Poco fa alla stazione mi sentivo particolarmente malinconico. Immagini di un passato recente che affioravano come cocci levigati nella memoria. Immagini, non ricordi, e la vaga sensazione di aver lasciato qualcosa in sospeso che, come una melodia, si prolungava nel mio petto. Ero sulla via del ritorno e la mezzanotte incombeva sull’ultimo autobus che mi avrebbe portato a casa. Nel timore di non farcela, avevo affrettato il passo, tanto che finalmente salito sulla vettura mi ero come accasciato sul sedile. Il caldo umido della città mi opprimeva e m’inchiodava ancor più penosamente a quella malinconia. Mancavano pochi minuti alla partenza; due autisti a terra parlavano di ferie: faceva davvero molto caldo e la gente non vedeva l’ora di fuggire da quell’afa opprimente. Alle mie spalle una coppietta discuteva animatamente ma sottovoce: erano i miei unici compagni di viaggio. Nella stazione semibuia cominciava a raccogliersi un’aria fetida, che rendeva l’attesa snervante. Quei pochi minuti, nel caldo afoso, sembravano aver rallentato il ritmo del tempo, e scorrevano lentamente: non che avessi fretta di arrivare a casa, ma soltanto desiderio di fuggire dal quel luogo.
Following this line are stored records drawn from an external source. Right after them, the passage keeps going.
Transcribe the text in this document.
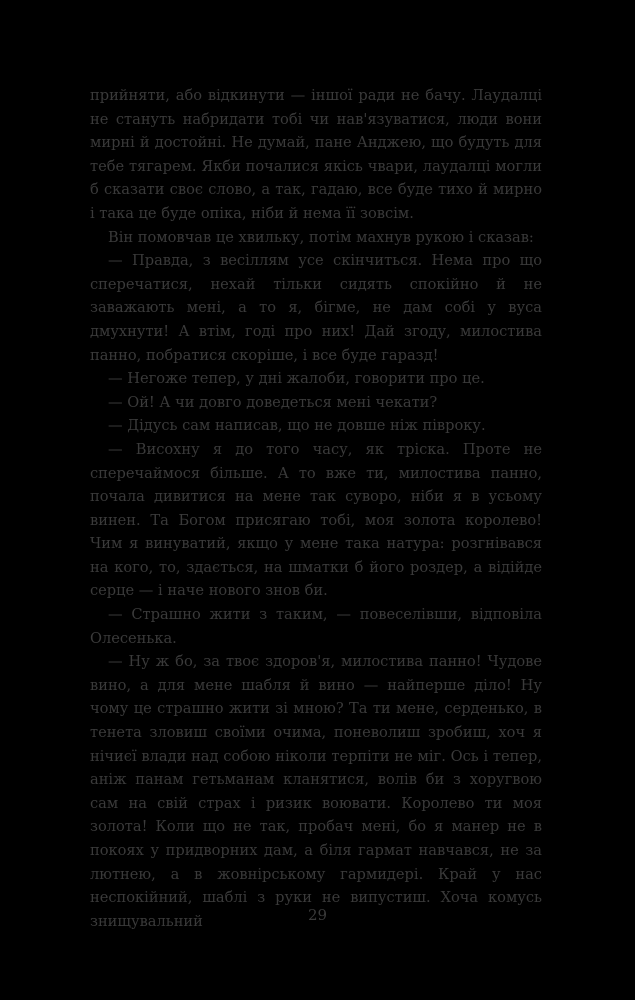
прийняти, або відкинути — іншої ради не бачу. Лаудалці не стануть набридати тобі чи нав'язуватися, люди вони мирні й достойні. Не думай, пане Анджею, що будуть для тебе тягарем. Якби почалися якісь чвари, лаудалці могли б сказати своє слово, а так, гадаю, все буде тихо й мирно і така це буде опіка, ніби й нема її зовсім.

Він помовчав це хвильку, потім махнув рукою і сказав:

— Правда, з весіллям усе скінчиться. Нема про що сперечатися, нехай тільки сидять спокійно й не заважають мені, а то я, бігме, не дам собі у вуса дмухнути! А втім, годі про них! Дай згоду, милостива панно, побратися скоріше, і все буде гаразд!

— Негоже тепер, у дні жалоби, говорити про це.

— Ой! А чи довго доведеться мені чекати?

— Дідусь сам написав, що не довше ніж півроку.

— Висохну я до того часу, як тріска. Проте не сперечаймося більше. А то вже ти, милостива панно, почала дивитися на мене так суворо, ніби я в усьому винен. Та Богом присягаю тобі, моя золота королево! Чим я винуватий, якщо у мене така натура: розгнівався на кого, то, здається, на шматки б його роздер, а відійде серце — і наче нового знов би.

— Страшно жити з таким, — повеселівши, відповіла Олесенька.

— Ну ж бо, за твоє здоров'я, милостива панно! Чудове вино, а для мене шабля й вино — найперше діло! Ну чому це страшно жити зі мною? Та ти мене, серденько, в тенета зловиш своїми очима, поневолиш зробиш, хоч я нічиєї влади над собою ніколи терпіти не міг. Ось і тепер, аніж панам гетьманам кланятися, волів би з хоругвою сам на свій страх і ризик воювати. Королево ти моя золота! Коли що не так, пробач мені, бо я манер не в покоях у придворних дам, а біля гармат навчався, не за лютнею, а в жовнірському гармидері. Край у нас неспокійний, шаблі з руки не випустиш. Хоча комусь знищувальний	29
Guardavo l’orologio: mancava ancora un minuto alla mezzanotte. Gli autisti avevano smesso di parlare e si stavano dirigendo verso le vetture. L’autista aveva avviato il motore e chiuso le portiere.
La stazione, prima addormentata nel suo silenzio, al rombo dei motori pronti per l’ultima partenza, s’era all’improvviso destata: un fumo nero e ronfante esalava dalle ciminiere e copriva i fiochi bagliori delle luci. Una cappa di fuliggine l’aveva avvolta. L’autista pigiava sull’acceleratore per liberare il motore dalle incrostazioni della giornata. D’improvviso s’era avviato e, precedendo le altre vetture, aveva cominciato, adagio, a lasciar la stazione: procedevano in fila e formavano una lunga carovana. La stazione si vedeva sfilare nella notte ad una ad una quelle vetture arancioni, fino a quando, deserta, ripiombava nel silenzio. Sul punto più alto della strada mi colpisce quel senso di abbandono e di desolazione. Sulla sopraelevata vedevo quella fila ansare e poi svanire nel vuoto. Guardai in alto: la luce dei lampioni copriva quella delle stelle.
Eppure io questa notte mi sento vicino a loro.